Он отъехал и махнул рукой, тотчас к нему подбежали несколько человек — командиры взводов, а потом колонна стала делиться, дробиться, расползаться. И скоро на поляне остались только несколько пареньков, оскорбленных тем, что их придали санчасти, Репнев, Копп и комиссар.
— Неправильную линию гнет командир, — подъехал к Репневу комиссар, — мы не фашисты. Пощады, говорит, не знай...
— А куда девать пленных? — угрюмо спросил Репнев, он всегда мучился этим страшным для партизан вопросом: куда девать пленных и что делать со своими ранеными?
— Конечно, верно, — сказал комиссар, кивая шафранным татарским лицом, — а все-таки так прямо валить: «рви за глотку, дави» — неполитично.
Репнев слез с лошади и пошел к лиственному подлеску, сменившему бор. Издалека слышался смутный гул. Значит, они вышли к шоссе. «Почему решили нападать днем? — думал он. — Странный мужик этот Редькин. Но воевать умеет. Посмотрим, что он придумал».
В редколесье, между ореховыми кустами, за пнями, в выбоинах и ямках, лежали партизаны. Серая лента шоссе сверкала метрах в тридцати. Кое-где видны были ползущие фигуры. Группы прикрытия уходили в обе стороны от основных сил.
Репнев прилег чуть позади цепи, смотрел, как маскируются за кустами люди. На той стороне шоссе тоже мелькали между кустов и молодых березок ползущие фигуры. Подполз Редькин.

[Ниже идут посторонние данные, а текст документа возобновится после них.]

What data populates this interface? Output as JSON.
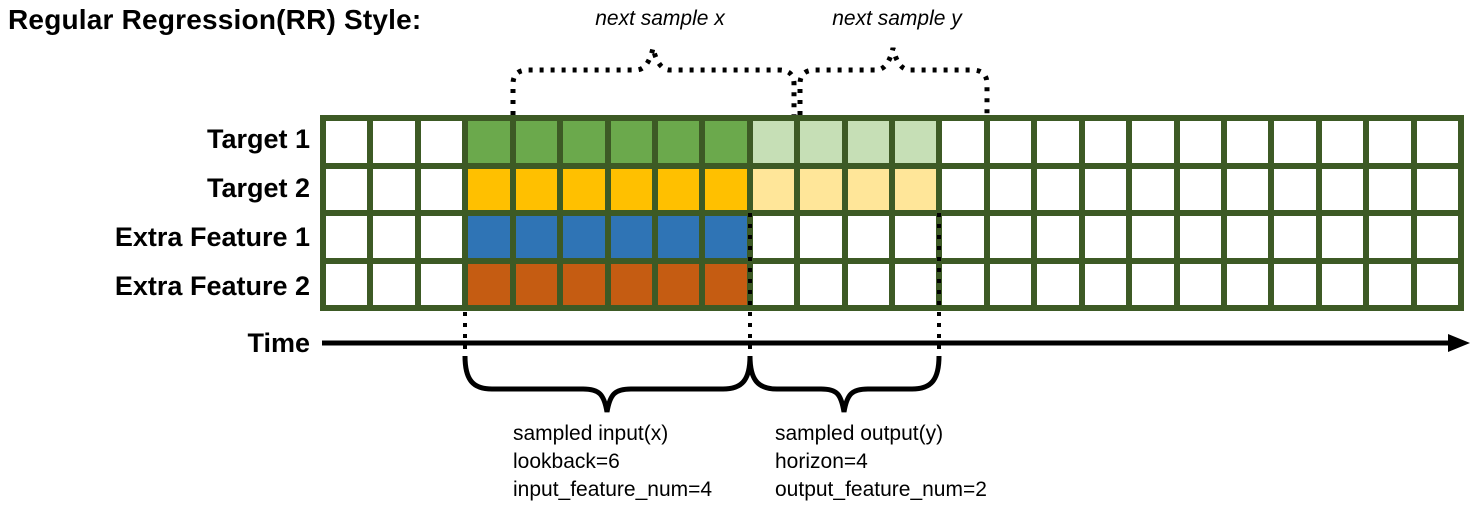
{
  "title": "Regular Regression(RR) Style:",
  "annotations": {
    "next_sample_x": "next sample x",
    "next_sample_y": "next sample y"
  },
  "rows": [
    {
      "label": "Target 1",
      "solid": "#6BA94C",
      "light": "#C6DFB6",
      "has_light": true
    },
    {
      "label": "Target 2",
      "solid": "#FFC000",
      "light": "#FFE699",
      "has_light": true
    },
    {
      "label": "Extra Feature 1",
      "solid": "#2F74B5",
      "light": null,
      "has_light": false
    },
    {
      "label": "Extra Feature 2",
      "solid": "#C55C12",
      "light": null,
      "has_light": false
    }
  ],
  "grid": {
    "columns": 24,
    "input_start_col": 3,
    "lookback": 6,
    "horizon": 4,
    "border_color": "#3D5A25",
    "cell_color": "#FFFFFF"
  },
  "time_axis": {
    "label": "Time"
  },
  "input_block": {
    "line1": "sampled input(x)",
    "line2": "lookback=6",
    "line3": "input_feature_num=4"
  },
  "output_block": {
    "line1": "sampled output(y)",
    "line2": "horizon=4",
    "line3": "output_feature_num=2"
  }
}
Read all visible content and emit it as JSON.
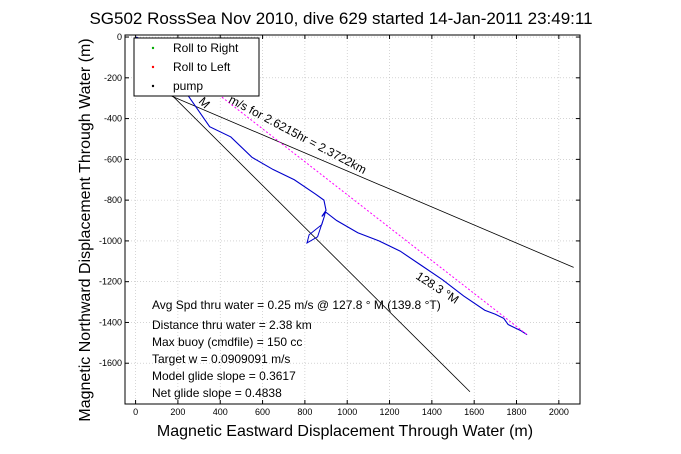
{
  "chart_data": {
    "type": "line",
    "title": "SG502 RossSea Nov 2010, dive 629 started 14-Jan-2011 23:49:11",
    "xlabel": "Magnetic Eastward Displacement Through Water (m)",
    "ylabel": "Magnetic Northward Displacement Through Water (m)",
    "xlim": [
      -50,
      2100
    ],
    "ylim": [
      -1800,
      10
    ],
    "xticks": [
      0,
      200,
      400,
      600,
      800,
      1000,
      1200,
      1400,
      1600,
      1800,
      2000
    ],
    "yticks": [
      0,
      -200,
      -400,
      -600,
      -800,
      -1000,
      -1200,
      -1400,
      -1600
    ],
    "grid": true,
    "legend": {
      "position": "top-left",
      "entries": [
        {
          "label": "Roll to Right",
          "color": "#00aa00"
        },
        {
          "label": "Roll to Left",
          "color": "#ff0000"
        },
        {
          "label": "pump",
          "color": "#000000"
        }
      ]
    },
    "series": [
      {
        "name": "track",
        "color": "#0000cc",
        "x": [
          0,
          60,
          80,
          150,
          250,
          350,
          450,
          550,
          650,
          750,
          850,
          890,
          900,
          880,
          900,
          950,
          1050,
          1150,
          1250,
          1350,
          1450,
          1550,
          1650,
          1700,
          1740,
          1760,
          1800,
          1820,
          1850
        ],
        "y": [
          0,
          -20,
          -30,
          -150,
          -290,
          -440,
          -490,
          -590,
          -650,
          -700,
          -770,
          -800,
          -850,
          -880,
          -860,
          -900,
          -960,
          -1000,
          -1050,
          -1120,
          -1190,
          -1270,
          -1340,
          -1360,
          -1380,
          -1410,
          -1430,
          -1440,
          -1460
        ]
      },
      {
        "name": "course-line",
        "color": "#ff00ff",
        "style": "dotted",
        "x": [
          80,
          1850
        ],
        "y": [
          -30,
          -1460
        ]
      }
    ],
    "guide_lines": [
      {
        "x": [
          80,
          2070
        ],
        "y": [
          -250,
          -1130
        ],
        "color": "#000000"
      },
      {
        "x": [
          60,
          1580
        ],
        "y": [
          -170,
          -1740
        ],
        "color": "#000000"
      }
    ],
    "loop": {
      "x": [
        895,
        880,
        820,
        810,
        860,
        895
      ],
      "y": [
        -870,
        -920,
        -970,
        -1010,
        -980,
        -870
      ]
    },
    "annotations": [
      {
        "text": "Avg Spd thru water =  0.25 m/s @ 127.8 ° M (139.8 °T)"
      },
      {
        "text": "Distance thru water =  2.38 km"
      },
      {
        "text": "Max buoy (cmdfile) = 150 cc"
      },
      {
        "text": "Target w = 0.0909091 m/s"
      },
      {
        "text": "Model glide slope = 0.3617"
      },
      {
        "text": "Net glide slope = 0.4838"
      }
    ],
    "line_labels": [
      {
        "text": "m/s for 2.6215hr = 2.3722km"
      },
      {
        "text": "M"
      },
      {
        "text": "128.3 °M"
      }
    ]
  }
}
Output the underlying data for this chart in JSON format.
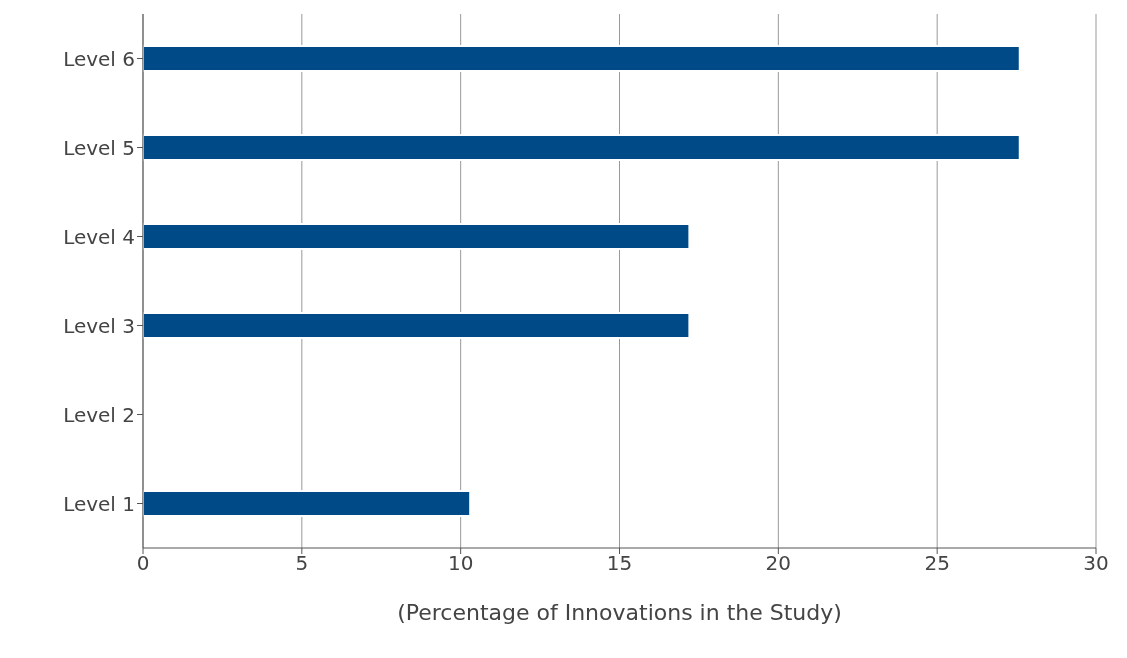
{
  "chart_data": {
    "type": "bar",
    "orientation": "horizontal",
    "xlabel": "(Percentage of Innovations in the Study)",
    "categories": [
      "Level 6",
      "Level 5",
      "Level 4",
      "Level 3",
      "Level 2",
      "Level 1"
    ],
    "values": [
      27.6,
      27.6,
      17.2,
      17.2,
      0,
      10.3
    ],
    "color": "#004b87",
    "xlim": [
      0,
      30
    ],
    "xticks": [
      0,
      5,
      10,
      15,
      20,
      25,
      30
    ],
    "grid": "x"
  }
}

— Носилки запасли? — спросил он, утирая лиг со лба.
— Копп готовит.
— Надо раненых быстро относить. Тут минуту промедлишь — и хана.
Далеко от ближних к шоссе кустов замаячили шестом.
— Едут, — сказал Редькин, и на лице его возникло выражение такого хищного и сладостного ликования, что Репнев уже не отводил от него глаз. — Едут Гансы! — прошептал Редькин. — Дождался я встречи...
Теперь он не отрываясь наблюдал за шоссе. Вот наплыл рев, стал оглушительным, показался бронетранспортер. Дула его пулеметов шевелились, ощупывая дорогу. Каски солдат торчали над бронированным кузовом. За бронетранспортером метрах в двадцати показались грузовики. Теперь они катили уже вдоль кустарника, в котором затаился отряд, и Репнев, глядя на застывшие за кустами спины, ждал команды, от которой должна взорваться вся эта махина техники и людей. Но колонна шла беспрепятственно. Из каждой машины торчали каски. Они были набиты густо и плотно, как патроны в смотанной пулеметной ленте. Солдаты пели. Это стало слышно, лишь когда грузовики прокатили мимо того места, где лежали Репнев и Редькин. Они пели старую песню «Вахт ам Райн».